Le domaine des technologies vertes doit devenir un espace de « coopétition » où les deux parties rivalisent pour le leadership tout en œuvrant à définir des règles communes, à préserver l’ouverture des marchés et à promouvoir les investissements conjoints, afin de favoriser le progrès commun grâce à une concurrence saine.
Des engagements aux actions
La signature de la déclaration commune entre la Chine et l’UE n’est qu’un point de départ. Il est essentiel de traduire ces engagements politiques de haut niveau en actions coopératives concrètes. Les deux parties doivent préserver la diplomatie climatique des tensions géopolitiques afin de garantir une coopération solide et efficace.

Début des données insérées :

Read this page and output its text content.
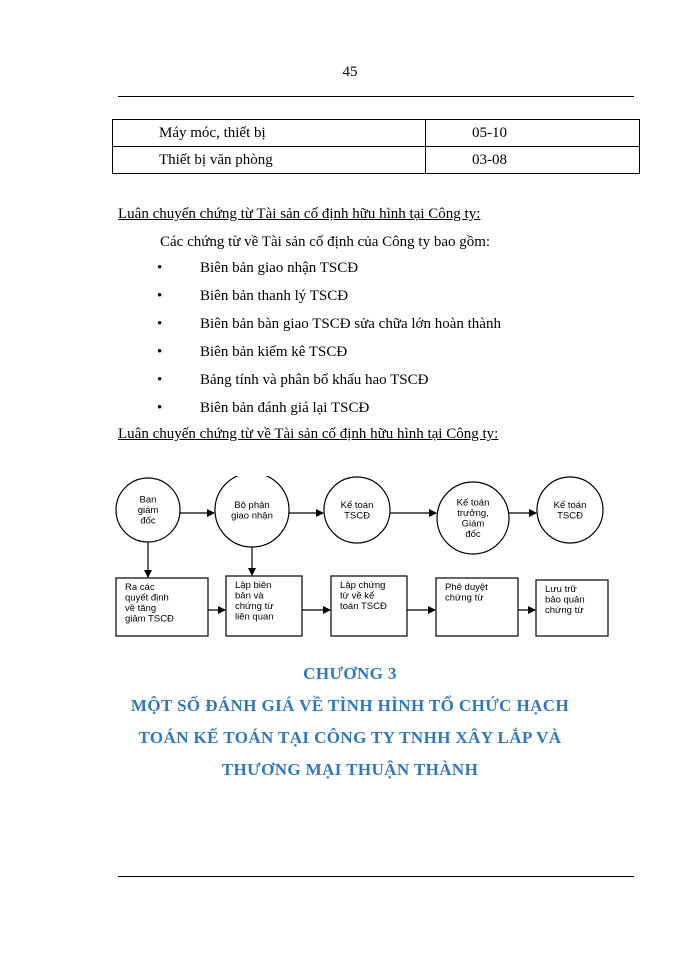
45
Máy móc, thiết bị	05-10
Thiết bị văn phòng	03-08
Luân chuyển chứng từ Tài sản cố định hữu hình tại Công ty:
Các chứng từ về Tài sản cố định của Công ty bao gồm:
•	Biên bản giao nhận TSCĐ
•	Biên bản thanh lý TSCĐ
•	Biên bản bàn giao TSCĐ sửa chữa lớn hoàn thành
•	Biên bản kiểm kê TSCĐ
•	Bảng tính và phân bổ khấu hao TSCĐ
•	Biên bản đánh giá lại TSCĐ
Luân chuyển chứng từ về Tài sản cố định hữu hình tại Công ty:
Ban giám đốc
Bộ phận giao nhận
Kế toán TSCĐ
Kế toán trưởng, Giám đốc
Kế toán TSCĐ
Ra các quyết định về tăng giảm TSCĐ
Lập biên bản và chứng từ liên quan
Lập chứng từ về kế toán TSCĐ
Phê duyệt chứng từ
Lưu trữ bảo quản chứng từ
CHƯƠNG 3
MỘT SỐ ĐÁNH GIÁ VỀ TÌNH HÌNH TỔ CHỨC HẠCH
TOÁN KẾ TOÁN TẠI CÔNG TY TNHH XÂY LẮP VÀ
THƯƠNG MẠI THUẬN THÀNH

Le changement climatique est notre ennemi commun, et son urgence exige une action immédiate, sans attendre la résolution préalable d’autres rivalités.
Comme l’a souligné Cai Run, chef de la mission chinoise auprès de l’UE, des projets éoliens en Europe à la coopération géothermique entre la Chine et l’Islande, la coopération entre les entreprises chinoises et européennes du secteur vert devrait s’étendre à des initiatives de financement conjoint sur des marchés tiers tels que l’Afrique, l’Asie du Sud-Est et l’Amérique latine. L’alliance des atouts financiers et réglementaires de l’Europe avec l’expertise technique de la Chine pourrait constituer un modèle puissant d’investissement vert à l’échelle mondiale.
À l’approche de la Conférence des Nations unies sur les changements climatiques (COP30) qui se tiendra à Belém au Brésil en novembre, le rôle moteur de la Chine et de l’UE sera une fois de plus sous les projecteurs internationaux. Le 50e anniversaire de l’établissement des relations diplomatiques Chine-UE revêt une signification bien plus que symbolique : il représente une occasion cruciale de façonner un avenir commun et durable.
Les choix opérés aujourd’hui auront une influence profonde sur des milliards de vies, déterminant si les générations futures hériteront d’un monde marqué par les conflits et la pénurie, ou d’une planète marquée par la prospérité verte et la paix. Pour concrétiser cette vision, les deux parties doivent agir, non pas en rivales, mais comme deux piliers de la gouvernance climatique mondiale, unis par la coopération, l’innovation et la responsabilité collective.
*ERIK SOLHEIM est ancien directeur exécutif du Programme des Nations unies pour l’environnement.